"WHEN THE WINDS OF GOD BLOW"

"Then, when the winds of God blow, we shall not hug our tatters close about us." These words of Mary Baker Eddy's on page 201 of her textbook, "Science and Health with Key to the Scriptures," came to a student of Christian Science while she was standing enjoying a fresh sea breeze coming through the open window of her house in a very hot country. And just as the wind blew away the heat from her warm face, the spiritual contemplation of this sentence blew away the heat of material ponderings she had allowed to weigh upon her thoughts during the day.

When in the quietness of spiritual light she began to analyze her thinking to see what had made her hug the tatters of negative, unfruitful brooding close about her, the student could plainly see it had been fear, or lack of faith in the omnipresence of God, good. Mrs. Eddy speaks of fear and heat as synonymous, and in the Glossary of Science and Health (p. 597) she defines "wind," in part, as "that which indicates the might of omnipotence and the movements of God's spiritual government, encompassing all things."

How important, then, that we take care to stay in the winds of "God's spiritual government," rather than submit ourselves to any belief of heat with all the irritations attached to it! For what else is heat in the light of divine Science but thoughts of ignorance, friction, and fear, whether manifested on the body or in so-called climate. Heat is unknown in the universe of the one Mind, where the friction of conflicting motives is nonexistent because impossible.

How grateful the student was for the revelation which came through the open window of her consciousness with the recognition of the winds of God's omnipotence! It enabled her to see through suppositional mortal mind's disguise and to drop the tatters of fettered conception for the unlimited aspects of unchanging reality.

In Article VIII, Section 6, of the Manual of The Mother Church by our Leader we read, "It shall be the duty of every member of this Church to defend himself daily against aggressive mental suggestion, and not be made to forget nor to neglect his duty to God, to his Leader, and to mankind." As students of Christian Science we need to resist daily the beliefs which mortal mind says constitute atmosphere, lest we be deceived by them and become their victims.

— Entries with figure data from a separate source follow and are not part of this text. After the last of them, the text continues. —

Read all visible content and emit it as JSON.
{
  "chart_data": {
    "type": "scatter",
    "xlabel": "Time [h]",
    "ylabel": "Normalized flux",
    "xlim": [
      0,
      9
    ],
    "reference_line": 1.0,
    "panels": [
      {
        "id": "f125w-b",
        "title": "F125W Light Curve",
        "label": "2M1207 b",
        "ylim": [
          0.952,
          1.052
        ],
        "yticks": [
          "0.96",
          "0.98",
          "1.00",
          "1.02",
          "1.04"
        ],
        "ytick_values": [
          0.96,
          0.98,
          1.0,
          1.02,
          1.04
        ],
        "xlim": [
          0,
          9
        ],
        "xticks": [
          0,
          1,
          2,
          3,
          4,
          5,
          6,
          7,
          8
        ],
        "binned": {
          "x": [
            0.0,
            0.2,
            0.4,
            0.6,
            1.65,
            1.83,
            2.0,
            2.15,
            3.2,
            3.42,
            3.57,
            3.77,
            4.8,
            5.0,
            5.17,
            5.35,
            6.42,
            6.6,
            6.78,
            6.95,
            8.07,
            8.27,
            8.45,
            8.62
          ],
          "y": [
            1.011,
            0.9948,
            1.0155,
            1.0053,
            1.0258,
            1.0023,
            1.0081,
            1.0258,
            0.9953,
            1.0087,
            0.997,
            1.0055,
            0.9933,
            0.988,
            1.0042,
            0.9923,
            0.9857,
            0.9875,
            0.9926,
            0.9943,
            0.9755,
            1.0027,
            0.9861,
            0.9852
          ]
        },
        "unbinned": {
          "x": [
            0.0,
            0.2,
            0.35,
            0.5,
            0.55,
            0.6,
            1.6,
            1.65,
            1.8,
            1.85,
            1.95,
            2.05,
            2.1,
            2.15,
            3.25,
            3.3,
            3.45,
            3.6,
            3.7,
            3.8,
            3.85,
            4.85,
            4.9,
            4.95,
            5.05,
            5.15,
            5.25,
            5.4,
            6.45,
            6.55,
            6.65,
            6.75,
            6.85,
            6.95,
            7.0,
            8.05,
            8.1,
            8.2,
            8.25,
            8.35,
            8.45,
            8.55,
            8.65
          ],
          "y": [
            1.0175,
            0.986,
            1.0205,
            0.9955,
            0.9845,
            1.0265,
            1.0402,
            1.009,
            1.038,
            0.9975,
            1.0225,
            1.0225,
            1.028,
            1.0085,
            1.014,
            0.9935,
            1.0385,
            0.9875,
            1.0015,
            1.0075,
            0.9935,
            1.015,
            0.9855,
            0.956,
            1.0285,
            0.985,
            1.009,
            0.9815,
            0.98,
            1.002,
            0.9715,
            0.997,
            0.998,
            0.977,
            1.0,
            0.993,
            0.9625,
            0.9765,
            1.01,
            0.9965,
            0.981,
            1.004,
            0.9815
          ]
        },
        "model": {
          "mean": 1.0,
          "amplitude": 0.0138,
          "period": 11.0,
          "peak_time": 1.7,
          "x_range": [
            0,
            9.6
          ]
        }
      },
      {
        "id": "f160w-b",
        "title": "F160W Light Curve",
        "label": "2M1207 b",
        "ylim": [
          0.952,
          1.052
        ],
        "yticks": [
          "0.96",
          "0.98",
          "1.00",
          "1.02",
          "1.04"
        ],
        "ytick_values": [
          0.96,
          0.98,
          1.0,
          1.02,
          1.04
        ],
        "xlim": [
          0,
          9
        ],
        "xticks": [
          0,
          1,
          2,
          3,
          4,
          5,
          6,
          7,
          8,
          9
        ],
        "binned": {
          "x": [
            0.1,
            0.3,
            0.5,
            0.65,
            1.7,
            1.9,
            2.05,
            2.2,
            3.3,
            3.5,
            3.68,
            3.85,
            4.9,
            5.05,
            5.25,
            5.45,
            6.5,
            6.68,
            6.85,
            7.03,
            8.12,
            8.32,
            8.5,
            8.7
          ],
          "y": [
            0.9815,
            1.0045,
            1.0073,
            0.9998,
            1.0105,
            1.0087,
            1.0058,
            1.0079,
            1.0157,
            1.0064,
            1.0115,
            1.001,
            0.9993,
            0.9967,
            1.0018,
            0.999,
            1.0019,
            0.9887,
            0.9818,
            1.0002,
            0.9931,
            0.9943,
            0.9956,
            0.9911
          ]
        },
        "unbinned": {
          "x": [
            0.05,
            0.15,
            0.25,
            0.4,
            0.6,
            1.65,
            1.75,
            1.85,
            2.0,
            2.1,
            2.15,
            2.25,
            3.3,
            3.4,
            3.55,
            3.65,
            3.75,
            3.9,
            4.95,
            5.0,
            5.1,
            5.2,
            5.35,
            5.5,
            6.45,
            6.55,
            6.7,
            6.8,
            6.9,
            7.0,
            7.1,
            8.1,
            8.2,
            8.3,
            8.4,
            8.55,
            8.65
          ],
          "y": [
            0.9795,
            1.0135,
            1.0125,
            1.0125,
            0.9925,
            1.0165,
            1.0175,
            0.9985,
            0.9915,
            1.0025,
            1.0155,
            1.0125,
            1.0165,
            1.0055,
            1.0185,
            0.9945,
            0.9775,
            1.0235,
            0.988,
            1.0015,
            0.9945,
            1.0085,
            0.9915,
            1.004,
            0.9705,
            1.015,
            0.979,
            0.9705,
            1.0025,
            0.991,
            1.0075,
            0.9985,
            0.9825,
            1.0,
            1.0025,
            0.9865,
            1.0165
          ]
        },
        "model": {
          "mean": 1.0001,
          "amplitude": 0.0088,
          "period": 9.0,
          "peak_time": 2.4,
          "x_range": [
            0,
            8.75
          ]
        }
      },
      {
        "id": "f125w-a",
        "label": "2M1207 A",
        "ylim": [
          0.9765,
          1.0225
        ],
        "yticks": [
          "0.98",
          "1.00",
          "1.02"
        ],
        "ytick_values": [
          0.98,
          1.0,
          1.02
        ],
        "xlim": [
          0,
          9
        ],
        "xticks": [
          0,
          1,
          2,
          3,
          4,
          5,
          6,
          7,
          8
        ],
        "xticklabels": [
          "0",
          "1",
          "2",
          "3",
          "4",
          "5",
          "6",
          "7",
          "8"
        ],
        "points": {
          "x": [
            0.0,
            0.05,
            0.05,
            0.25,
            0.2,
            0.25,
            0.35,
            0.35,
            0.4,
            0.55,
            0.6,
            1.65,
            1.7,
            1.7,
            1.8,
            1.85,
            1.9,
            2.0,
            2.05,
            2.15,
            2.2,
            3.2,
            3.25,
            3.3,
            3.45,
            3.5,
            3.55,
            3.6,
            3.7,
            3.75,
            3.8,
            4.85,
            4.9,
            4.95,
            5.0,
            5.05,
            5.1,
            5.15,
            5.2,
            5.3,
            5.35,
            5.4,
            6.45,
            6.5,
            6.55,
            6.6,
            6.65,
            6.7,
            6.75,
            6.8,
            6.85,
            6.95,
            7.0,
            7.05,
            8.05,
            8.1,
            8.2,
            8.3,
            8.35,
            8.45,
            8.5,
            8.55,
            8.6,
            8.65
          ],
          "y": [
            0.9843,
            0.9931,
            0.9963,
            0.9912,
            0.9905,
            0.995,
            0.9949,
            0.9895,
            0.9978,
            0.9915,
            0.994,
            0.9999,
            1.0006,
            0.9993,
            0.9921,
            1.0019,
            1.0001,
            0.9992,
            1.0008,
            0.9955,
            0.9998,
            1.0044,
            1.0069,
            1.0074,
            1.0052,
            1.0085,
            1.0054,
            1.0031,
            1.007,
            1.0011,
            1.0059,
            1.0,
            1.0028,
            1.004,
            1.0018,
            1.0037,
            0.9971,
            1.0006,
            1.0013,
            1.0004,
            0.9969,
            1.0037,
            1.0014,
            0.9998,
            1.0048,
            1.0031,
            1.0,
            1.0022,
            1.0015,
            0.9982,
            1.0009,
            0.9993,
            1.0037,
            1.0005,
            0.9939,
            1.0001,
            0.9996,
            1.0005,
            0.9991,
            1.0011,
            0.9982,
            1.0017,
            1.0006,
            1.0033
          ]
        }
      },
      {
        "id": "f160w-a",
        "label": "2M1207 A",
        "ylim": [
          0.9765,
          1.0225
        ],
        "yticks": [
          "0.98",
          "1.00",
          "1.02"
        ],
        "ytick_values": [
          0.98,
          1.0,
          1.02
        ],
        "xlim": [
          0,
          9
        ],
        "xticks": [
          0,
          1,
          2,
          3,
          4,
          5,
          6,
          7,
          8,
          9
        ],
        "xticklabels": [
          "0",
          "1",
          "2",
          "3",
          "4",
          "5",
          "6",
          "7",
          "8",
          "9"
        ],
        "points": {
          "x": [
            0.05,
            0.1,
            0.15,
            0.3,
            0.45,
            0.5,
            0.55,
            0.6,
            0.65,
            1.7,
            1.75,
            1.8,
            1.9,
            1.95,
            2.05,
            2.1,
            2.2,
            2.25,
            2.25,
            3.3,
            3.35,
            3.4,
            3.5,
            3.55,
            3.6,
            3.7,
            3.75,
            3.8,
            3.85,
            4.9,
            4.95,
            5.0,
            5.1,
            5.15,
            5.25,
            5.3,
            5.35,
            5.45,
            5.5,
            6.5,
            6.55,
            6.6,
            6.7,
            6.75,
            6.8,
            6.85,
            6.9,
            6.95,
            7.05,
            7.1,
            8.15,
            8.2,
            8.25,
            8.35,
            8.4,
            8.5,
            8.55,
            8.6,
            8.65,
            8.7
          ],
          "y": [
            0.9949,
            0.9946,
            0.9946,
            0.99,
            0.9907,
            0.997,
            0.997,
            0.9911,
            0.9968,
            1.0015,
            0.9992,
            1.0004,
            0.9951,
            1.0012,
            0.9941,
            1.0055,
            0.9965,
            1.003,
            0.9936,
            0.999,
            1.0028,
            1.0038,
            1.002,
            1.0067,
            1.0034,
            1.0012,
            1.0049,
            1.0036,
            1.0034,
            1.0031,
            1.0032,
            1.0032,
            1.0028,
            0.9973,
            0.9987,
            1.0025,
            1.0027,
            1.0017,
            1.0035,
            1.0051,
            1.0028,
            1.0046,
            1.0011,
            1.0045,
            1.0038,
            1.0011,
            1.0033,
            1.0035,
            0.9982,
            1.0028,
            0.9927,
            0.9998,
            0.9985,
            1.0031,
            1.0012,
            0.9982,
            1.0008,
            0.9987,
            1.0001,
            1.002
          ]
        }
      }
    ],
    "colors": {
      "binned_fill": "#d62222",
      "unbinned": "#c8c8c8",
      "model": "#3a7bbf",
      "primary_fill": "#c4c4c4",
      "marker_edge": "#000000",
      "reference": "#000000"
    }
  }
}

There is but one Mind, expressing itself as one indivisible whole. Therefore no claim of friction, and consequently of heat, can originate where only the oneness of God and His ideas is involved. As we understand this, the divisions on earth and among men are seen for what they really are: confusing pictures of the so-called carnal mind, which should be vigorously opposed.

The second commandment says (Ex. 20:4), "Thou shalt not make unto thee any graven image, or any likeness of any thing that is in heaven above, or that is in the earth beneath, or that is in the water under the earth." May not this be interpreted metaphysically to mean: Thou shalt not entertain any human concept of the unlimited?

We know that in place of material belief in all its manifestations exist eternal verities. If, therefore, we keep the true and unlimited concept of something in thought, we demonstrate unchanging reality. If, however, we keep a limited, or unreal, concept of something in thought, we are subject to change. What we really have—home, peace, health, happiness—cannot be taken from us. Our only need to prove this is to turn away from the limited material concept to the unlimited spiritual fact. "Then, when the winds of God blow, we shall not hug our tatters close about us," but, as Paul advised the Galatians (5: 1), we shall "stand fast ... in the liberty wherewith Christ hath made us free," and not be "entangled again with the yoke of bondage."